Spectroscopic analysis using instruments aboard the Perseverance rover has revealed evidence of hydrocarbon molecules in multiple rock formations. Moreover, the detections show different abundances and types of molecules in different rocks.
This is not the first time that organic molecules have been detected on our planetary neighbor – the Curiosity rover found them in the Gale Crater, too – but the discovery suggests the building blocks for life may be widespread across Mars, and supplied by different formation mechanisms.
"We have detected signals consistent with aromatic organic molecules in multiple rocks in the Jezero crater floor," astrobiologist Sunanda Sharma of Caltech, who led the research, tells ScienceAlert.
"We see at least four different types of fluorescence signals and three types of Raman signals that are possibly organic. It looks like the number of fluorescence detections and the diversity of fluorescence signals is higher in the Máaz unit as compared to the Séítah unit. This was surprising and interesting, since such differences could mean that the units had different alteration histories."
One of Perseverance's primary objectives is to look for signs of habitability on Mars. Carbon chemistry isn't a smoking gun for that, of course; there are a lot of non-biological processes that can produce molecules based around carbon. But carbon is essential to life as we know it, so if you want to assess habitability, carbon-containing molecules are one of the key things to look for.

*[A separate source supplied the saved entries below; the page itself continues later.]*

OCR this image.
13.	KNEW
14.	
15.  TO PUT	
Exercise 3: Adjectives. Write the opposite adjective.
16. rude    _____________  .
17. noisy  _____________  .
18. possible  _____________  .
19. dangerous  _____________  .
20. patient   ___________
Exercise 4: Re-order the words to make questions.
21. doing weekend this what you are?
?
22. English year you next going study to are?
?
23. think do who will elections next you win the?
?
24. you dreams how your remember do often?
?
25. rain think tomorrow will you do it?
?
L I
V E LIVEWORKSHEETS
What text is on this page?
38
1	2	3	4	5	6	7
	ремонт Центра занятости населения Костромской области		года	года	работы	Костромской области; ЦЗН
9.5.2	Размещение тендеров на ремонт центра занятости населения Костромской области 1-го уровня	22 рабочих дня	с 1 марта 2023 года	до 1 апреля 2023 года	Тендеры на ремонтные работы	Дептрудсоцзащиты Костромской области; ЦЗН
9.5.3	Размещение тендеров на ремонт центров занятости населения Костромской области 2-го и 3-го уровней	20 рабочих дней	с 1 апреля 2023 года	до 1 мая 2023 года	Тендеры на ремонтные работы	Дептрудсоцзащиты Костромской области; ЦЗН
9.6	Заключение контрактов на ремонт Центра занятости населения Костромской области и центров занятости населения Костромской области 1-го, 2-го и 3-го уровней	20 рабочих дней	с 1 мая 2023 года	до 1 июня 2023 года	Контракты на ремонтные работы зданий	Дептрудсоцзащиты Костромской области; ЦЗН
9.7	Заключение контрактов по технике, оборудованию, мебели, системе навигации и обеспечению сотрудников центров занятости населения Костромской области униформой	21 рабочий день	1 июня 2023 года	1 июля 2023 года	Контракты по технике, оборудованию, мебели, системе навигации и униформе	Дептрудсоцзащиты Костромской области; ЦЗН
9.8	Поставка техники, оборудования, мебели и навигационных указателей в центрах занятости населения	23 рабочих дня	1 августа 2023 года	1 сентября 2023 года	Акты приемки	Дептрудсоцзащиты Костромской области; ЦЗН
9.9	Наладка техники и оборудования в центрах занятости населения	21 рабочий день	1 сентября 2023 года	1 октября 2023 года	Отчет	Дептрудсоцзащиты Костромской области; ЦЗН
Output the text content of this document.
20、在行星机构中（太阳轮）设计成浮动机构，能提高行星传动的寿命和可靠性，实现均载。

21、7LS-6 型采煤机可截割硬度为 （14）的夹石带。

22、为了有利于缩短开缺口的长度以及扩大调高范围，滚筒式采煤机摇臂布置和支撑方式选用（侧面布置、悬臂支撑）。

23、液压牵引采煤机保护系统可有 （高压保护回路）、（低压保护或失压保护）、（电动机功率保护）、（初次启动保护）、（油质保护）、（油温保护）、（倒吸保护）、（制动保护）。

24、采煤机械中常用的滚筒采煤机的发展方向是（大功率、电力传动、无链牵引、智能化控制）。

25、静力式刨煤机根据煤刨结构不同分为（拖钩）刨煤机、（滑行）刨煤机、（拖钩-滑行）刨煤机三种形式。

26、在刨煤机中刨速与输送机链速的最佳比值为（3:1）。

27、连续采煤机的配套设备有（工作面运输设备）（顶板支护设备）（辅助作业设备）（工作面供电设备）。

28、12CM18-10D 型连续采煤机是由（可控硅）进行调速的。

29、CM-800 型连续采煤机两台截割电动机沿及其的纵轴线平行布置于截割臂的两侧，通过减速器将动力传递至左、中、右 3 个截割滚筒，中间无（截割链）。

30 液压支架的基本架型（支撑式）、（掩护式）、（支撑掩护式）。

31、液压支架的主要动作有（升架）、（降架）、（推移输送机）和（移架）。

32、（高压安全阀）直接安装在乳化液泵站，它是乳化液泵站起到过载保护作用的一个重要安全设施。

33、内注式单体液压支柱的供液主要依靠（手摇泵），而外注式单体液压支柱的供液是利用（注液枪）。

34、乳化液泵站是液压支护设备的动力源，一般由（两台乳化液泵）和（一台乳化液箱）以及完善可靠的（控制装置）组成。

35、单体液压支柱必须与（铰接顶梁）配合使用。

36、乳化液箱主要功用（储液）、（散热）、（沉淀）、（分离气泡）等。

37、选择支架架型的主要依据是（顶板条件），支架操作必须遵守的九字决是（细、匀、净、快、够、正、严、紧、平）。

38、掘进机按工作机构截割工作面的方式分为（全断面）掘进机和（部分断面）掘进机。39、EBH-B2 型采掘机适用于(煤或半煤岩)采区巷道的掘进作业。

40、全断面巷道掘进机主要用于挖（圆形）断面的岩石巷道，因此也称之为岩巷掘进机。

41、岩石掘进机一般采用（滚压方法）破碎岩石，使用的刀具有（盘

The ability for rocks to preserve these molecules is important, too. These characteristics in a site would suggest that life could have emerged or been supported there at some point in Mars' history.
Using Perseverance's SHERLOC instrument, Sharma and her colleagues applied Raman and fluorescence spectroscopy to rocks from the Máaz and Séítah formations, looking for the signatures of carbon chemistry. Not only did they find the signals they were looking for, they found key differences in the chemistry between the rocks.
"I'm the most intrigued about the comparisons across units," Sharma says.
"Máaz and Séítah did not look the same in terms of the number, type, and mineral associations of the possible organic signals. Now I'm curious about what they might have undergone to yield such differences; how does this fit into our story of Jezero crater?"
Although the exact molecules are yet to be identified, both formations show signs of aqueous alteration. This means that water could have played a role in the formation of the compounds, which is another crucial ingredient for past habitable conditions.
The rover has since moved on, and a wealth of more data is on the way. The next step is to compare different types of rock formations at new locations. This could help the researchers put together a more detailed geological history of Mars and the organic molecules thereon.
The team hopes the apparent widespread occurrence of organic materials means they will be present in the samples that Perseverance is preparing for return to Earth. If this is the case, then we will one day have the opportunity to study them directly.
"This," Sharma says, "is a key piece of a puzzle we are building about the presence, distribution, and types of organics on Mars."
The team's research has been published in Nature.